Although New Zealand has one of the highest numbers of sheep per capita (recently knocked off the top spot by Mongolia), Kiwi sheep are mostly owned by a small number of shepherds, and as a result, the most common number of sheep owned by a New Zealand household is zero.
This scenario (and logic flow) seems fairly obvious, but it illustrates an important point about reading deeper into data, and never taking a simple aggregate number at face value.
“Being able to understand the mean (six), median (zero) and the mode (also zero, but the typical Kiwi shepherd owns around seven thousand sheep, so an extreme outlier) helps tell a much clearer story of what’s going on i.e. New Zealand has a quite a lot of sheep for a small country, but sheep distribution is concentrated around a small number of shepherds and not evenly across the 4m population.”
As an industry we have an odd habit of heroing new, and often more complex, ways of working, particularly when it comes to ‘left brain’ activities (e.g. coding, data science etc.). And whilst many of these fields can and do add value, they shouldn’t be a substitute for simple entry level analyses like the example above.
With the increase in data availability and the subsequent time required for cleaning, manipulation, showcase and application, we’re often likely to leave it to the experts to do this analysis, view through a templated dashboard, and not invest time in asking simple questions of the insight, or indeed the parameters of how that data was collected in the first place.
This is particularly pertinent as we (hopefully) soon venture out of full COVID restrictions and start to make future decisions based on 2020 data norms that are far from normal.
For example, early in the lockdown, as chart was widely shared chart on social media showing an almost ‘hockey stick’ like growth of ecommerce as a proportion of overall US commerce activity, gaining ’10 years growth in under three months’. But what exactly was driving that growth?
More detailed US Census Retail sales data was released last month (August 2020), and as expected, it indeed did show that ecommerce’s overall share of non-grocery retail grew from 17 to 22% from Q1 to Q2 2020, an incredible 32% proportionate growth, but against a market that had contracted 4%.
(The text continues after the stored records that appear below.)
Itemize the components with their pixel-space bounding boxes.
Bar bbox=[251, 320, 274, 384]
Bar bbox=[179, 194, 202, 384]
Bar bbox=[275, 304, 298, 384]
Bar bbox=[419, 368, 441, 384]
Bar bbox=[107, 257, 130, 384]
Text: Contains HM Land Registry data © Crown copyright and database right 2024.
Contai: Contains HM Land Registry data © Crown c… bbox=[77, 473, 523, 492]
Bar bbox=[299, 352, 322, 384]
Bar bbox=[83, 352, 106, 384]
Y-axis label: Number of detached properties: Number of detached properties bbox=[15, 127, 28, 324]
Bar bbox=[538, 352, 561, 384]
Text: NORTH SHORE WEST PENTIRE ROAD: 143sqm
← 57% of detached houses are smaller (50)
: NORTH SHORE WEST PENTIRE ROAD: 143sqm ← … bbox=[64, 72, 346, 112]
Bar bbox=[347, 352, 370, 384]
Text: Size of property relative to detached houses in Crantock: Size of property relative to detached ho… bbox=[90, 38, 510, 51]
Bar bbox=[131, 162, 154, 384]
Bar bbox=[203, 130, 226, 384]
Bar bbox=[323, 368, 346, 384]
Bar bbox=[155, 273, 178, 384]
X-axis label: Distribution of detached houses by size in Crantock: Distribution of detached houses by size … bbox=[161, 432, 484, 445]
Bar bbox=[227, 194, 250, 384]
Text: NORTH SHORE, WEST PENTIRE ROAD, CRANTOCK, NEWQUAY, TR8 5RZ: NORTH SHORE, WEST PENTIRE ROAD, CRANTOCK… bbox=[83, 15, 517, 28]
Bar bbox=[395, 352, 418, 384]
Ecommerce grew due to a shift in activity from closed stores to online channels (the nominator), but also as a proportion of commerce due to the decline of overall market (the denominator). When recalculating that growth number, it’s still an impressive 28% quarterly ‘jump’, but also shows a roughly $30bn revenue loss where ecommerce didn’t fit consumer needs, or simply wasn’t available.
Observing aggregated or data points without context, such as the scenarios above, can make for great PR releases, fodder for retweets or can hide bad news in a shareholder report, but they’re problematic when trying to steer a business along a direction of travel.
If one was to look at that ‘32% growth’ number in isolation, your outcome would likely be an urgent need to pivot to ecommerce. But the wider story tells one of substitution rather than gain, particularly when looking at markets who went through the pandemic earlier like the UK.
Recent ONS data shows that that US number will likely shrink in Q3. In the UK, non-grocery ecommerce doubled from 30% to almost 60% from February to April, partly due to overall contraction of the market by a whopping 35% (again, the denominator). In July, that ecommerce number sits at a much more ‘normal’ 42% (and falling) in an overall market much closer to pre-COVID levels.
A laissez faire attitude to data analysis can be dangerous, missing vital ‘clues’ to what is actually going on, drawing incorrect conclusions, and as a result, making flawed recommendations with real business impact.
No one should be expected to have a deep understanding of the New Zealand sheep industry, but we should always know to apply high school level statistics and analysis in our everyday roles, interrogating what the numbers mean and putting them in wider context.
For if we don’t, we’re giving someone an opportunity to pull the wool over our eyes.